The operative tone seems to be: “Issue raised, problems identified, action underway, let’s move on.”
B.C. Public Safety Minister Mike Farnworth. THE CANADIAN PRESS/Darryl Dyck

Suspicions arose on the weekend when the full report on two high-profile crime problems — prolific offenders and random stranger violence — was unobtrusively posted by the NDP government.

An executive summary and 28 recommendations were made public in mid-September in more conventional fashion. But the full 140-page report was posted Saturday morning. It came with a brief recap of the report’s origins, an assurance the NDP government is working on three recommendations, and no opportunity for questions.

The operative tone seems to be: “Issue raised, problems identified, action underway, let’s move on.”

Public Safety Minister Mike Farnworth said it was just a matter of timing. The full report was promised by the end of the month, but releasing it on Truth and Reconciliation Day would have been out of line. Releasing it as the legislature resumed sitting Monday could have looked like hiding it, he said.

But the off-handed release in the middle of what was a long weekend for some still looks like downplaying the situation.

After reading the full report it’s easy to understand why.

The executive summary was a grim read, but the full report is much, much worse. It accentuates the strong impressions that prolific offenders are running something close to rampant in many B.C. communities. It double-checks and reconfirms that unprovoked random stranger attacks are on the upswing.

The real alarm, though, is the pervasive feeling that there are limited options when it comes to doing much of anything about those problems.
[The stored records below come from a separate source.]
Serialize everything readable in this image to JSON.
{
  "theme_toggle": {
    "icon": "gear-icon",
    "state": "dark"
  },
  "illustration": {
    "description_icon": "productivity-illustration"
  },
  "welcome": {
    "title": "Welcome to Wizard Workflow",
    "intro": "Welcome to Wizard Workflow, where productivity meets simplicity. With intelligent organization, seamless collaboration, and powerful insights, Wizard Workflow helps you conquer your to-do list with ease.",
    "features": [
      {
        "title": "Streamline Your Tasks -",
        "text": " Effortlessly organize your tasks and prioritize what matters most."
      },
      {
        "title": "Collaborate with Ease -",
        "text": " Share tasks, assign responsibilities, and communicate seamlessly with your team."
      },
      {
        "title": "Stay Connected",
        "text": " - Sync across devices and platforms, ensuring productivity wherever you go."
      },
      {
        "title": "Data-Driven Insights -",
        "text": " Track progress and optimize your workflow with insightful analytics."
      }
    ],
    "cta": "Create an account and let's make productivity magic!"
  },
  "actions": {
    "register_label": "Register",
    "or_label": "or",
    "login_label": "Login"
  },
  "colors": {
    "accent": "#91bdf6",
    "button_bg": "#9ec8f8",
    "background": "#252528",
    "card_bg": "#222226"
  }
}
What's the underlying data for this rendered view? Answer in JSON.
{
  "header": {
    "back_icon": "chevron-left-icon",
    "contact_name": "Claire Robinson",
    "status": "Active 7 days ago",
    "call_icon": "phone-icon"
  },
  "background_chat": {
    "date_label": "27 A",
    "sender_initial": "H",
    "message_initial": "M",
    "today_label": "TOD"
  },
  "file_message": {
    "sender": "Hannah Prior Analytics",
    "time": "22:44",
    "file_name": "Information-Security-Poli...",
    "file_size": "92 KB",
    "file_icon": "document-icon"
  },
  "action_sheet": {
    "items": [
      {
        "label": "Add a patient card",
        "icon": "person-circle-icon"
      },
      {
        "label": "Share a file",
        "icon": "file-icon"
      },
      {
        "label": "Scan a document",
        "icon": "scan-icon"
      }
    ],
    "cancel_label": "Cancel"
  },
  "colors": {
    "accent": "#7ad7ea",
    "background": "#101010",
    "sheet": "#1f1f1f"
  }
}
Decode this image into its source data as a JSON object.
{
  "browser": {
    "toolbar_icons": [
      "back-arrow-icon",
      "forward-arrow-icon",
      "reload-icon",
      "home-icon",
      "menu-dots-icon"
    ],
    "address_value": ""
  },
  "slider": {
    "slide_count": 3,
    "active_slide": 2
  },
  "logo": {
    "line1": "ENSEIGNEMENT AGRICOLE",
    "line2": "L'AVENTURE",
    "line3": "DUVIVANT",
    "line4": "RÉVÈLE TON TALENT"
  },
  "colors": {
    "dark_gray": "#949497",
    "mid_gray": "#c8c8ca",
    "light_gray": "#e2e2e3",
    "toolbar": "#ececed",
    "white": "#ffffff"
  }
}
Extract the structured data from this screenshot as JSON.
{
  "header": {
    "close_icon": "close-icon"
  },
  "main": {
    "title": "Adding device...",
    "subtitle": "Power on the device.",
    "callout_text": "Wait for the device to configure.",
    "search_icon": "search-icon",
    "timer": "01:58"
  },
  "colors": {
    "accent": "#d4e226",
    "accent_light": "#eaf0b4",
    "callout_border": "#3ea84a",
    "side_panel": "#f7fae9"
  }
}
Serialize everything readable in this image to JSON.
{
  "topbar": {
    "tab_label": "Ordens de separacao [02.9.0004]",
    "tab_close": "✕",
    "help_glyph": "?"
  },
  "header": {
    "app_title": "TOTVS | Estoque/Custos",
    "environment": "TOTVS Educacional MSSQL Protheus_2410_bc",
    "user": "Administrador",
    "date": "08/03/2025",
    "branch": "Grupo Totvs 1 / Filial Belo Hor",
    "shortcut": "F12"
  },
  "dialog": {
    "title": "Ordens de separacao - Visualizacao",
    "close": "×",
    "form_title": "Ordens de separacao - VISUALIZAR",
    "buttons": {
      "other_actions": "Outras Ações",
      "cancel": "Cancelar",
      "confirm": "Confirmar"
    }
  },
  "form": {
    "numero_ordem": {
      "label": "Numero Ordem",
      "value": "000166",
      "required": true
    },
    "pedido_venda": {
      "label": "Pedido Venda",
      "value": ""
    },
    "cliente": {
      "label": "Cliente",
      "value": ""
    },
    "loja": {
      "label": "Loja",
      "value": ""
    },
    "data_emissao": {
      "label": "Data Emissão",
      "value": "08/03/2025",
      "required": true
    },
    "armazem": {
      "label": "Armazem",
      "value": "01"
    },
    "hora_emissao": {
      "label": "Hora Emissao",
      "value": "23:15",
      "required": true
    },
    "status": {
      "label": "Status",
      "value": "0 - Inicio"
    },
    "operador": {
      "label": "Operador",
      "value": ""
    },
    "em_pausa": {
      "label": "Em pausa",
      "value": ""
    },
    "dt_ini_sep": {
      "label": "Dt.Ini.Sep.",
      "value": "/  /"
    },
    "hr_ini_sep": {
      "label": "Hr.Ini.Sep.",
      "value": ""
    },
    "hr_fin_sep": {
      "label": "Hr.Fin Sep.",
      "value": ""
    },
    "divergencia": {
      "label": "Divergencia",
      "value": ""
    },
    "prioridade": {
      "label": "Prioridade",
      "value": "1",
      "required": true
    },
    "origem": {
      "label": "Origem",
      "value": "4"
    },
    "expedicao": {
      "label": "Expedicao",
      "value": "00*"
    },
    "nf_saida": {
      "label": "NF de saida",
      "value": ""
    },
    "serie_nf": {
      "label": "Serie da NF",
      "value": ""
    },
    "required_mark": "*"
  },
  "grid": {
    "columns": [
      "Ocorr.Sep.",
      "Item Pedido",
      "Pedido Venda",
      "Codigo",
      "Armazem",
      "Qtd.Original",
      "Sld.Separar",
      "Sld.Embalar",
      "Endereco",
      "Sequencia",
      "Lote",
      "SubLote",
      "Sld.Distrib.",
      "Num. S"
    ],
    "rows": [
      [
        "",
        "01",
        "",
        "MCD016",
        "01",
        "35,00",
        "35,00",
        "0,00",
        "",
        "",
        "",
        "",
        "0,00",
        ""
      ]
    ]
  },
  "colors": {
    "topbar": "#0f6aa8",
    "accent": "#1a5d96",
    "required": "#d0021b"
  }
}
Farnworth said the government has adopted three of the 28 recommendations and is studying the rest. But the full report acknowledges that there is a long history of governments ordering similar reports, getting similar recommendations and then either shelving them or starting programs that later wither away.

One of three items getting priority, for instance, is to resurrect a prolific offender management program that foundered after four years, 10 years ago because of in-fighting between departments.

Another is to form a “dedicated provincial committee” to coordinate supports for offenders in the system. The third is to back a pilot project to support Indigenous people in the criminal justice system.

Is anyone filled with hope at the prospect of another committee being formed?

Quick action is promised on other changes, but it’s an entirely empty promise. It would require budget increases by several orders of magnitude in several areas to accomplish that. So the assurance that “many of the recommendations align with work underway” sounds like the beginning of a cop out.

The report explicitly warns everyone that despite the 28 recommendations, there is no fix on the imminent horizon.

“There is no magic bullet, or quick solution to either of these “wicked problems” say consulting authors Doug LePard and Amanda Butler.

Easing the corrosive fear that public safety is failing needs a range of complementary strategies and active engagement by all governments across the board, they wrote.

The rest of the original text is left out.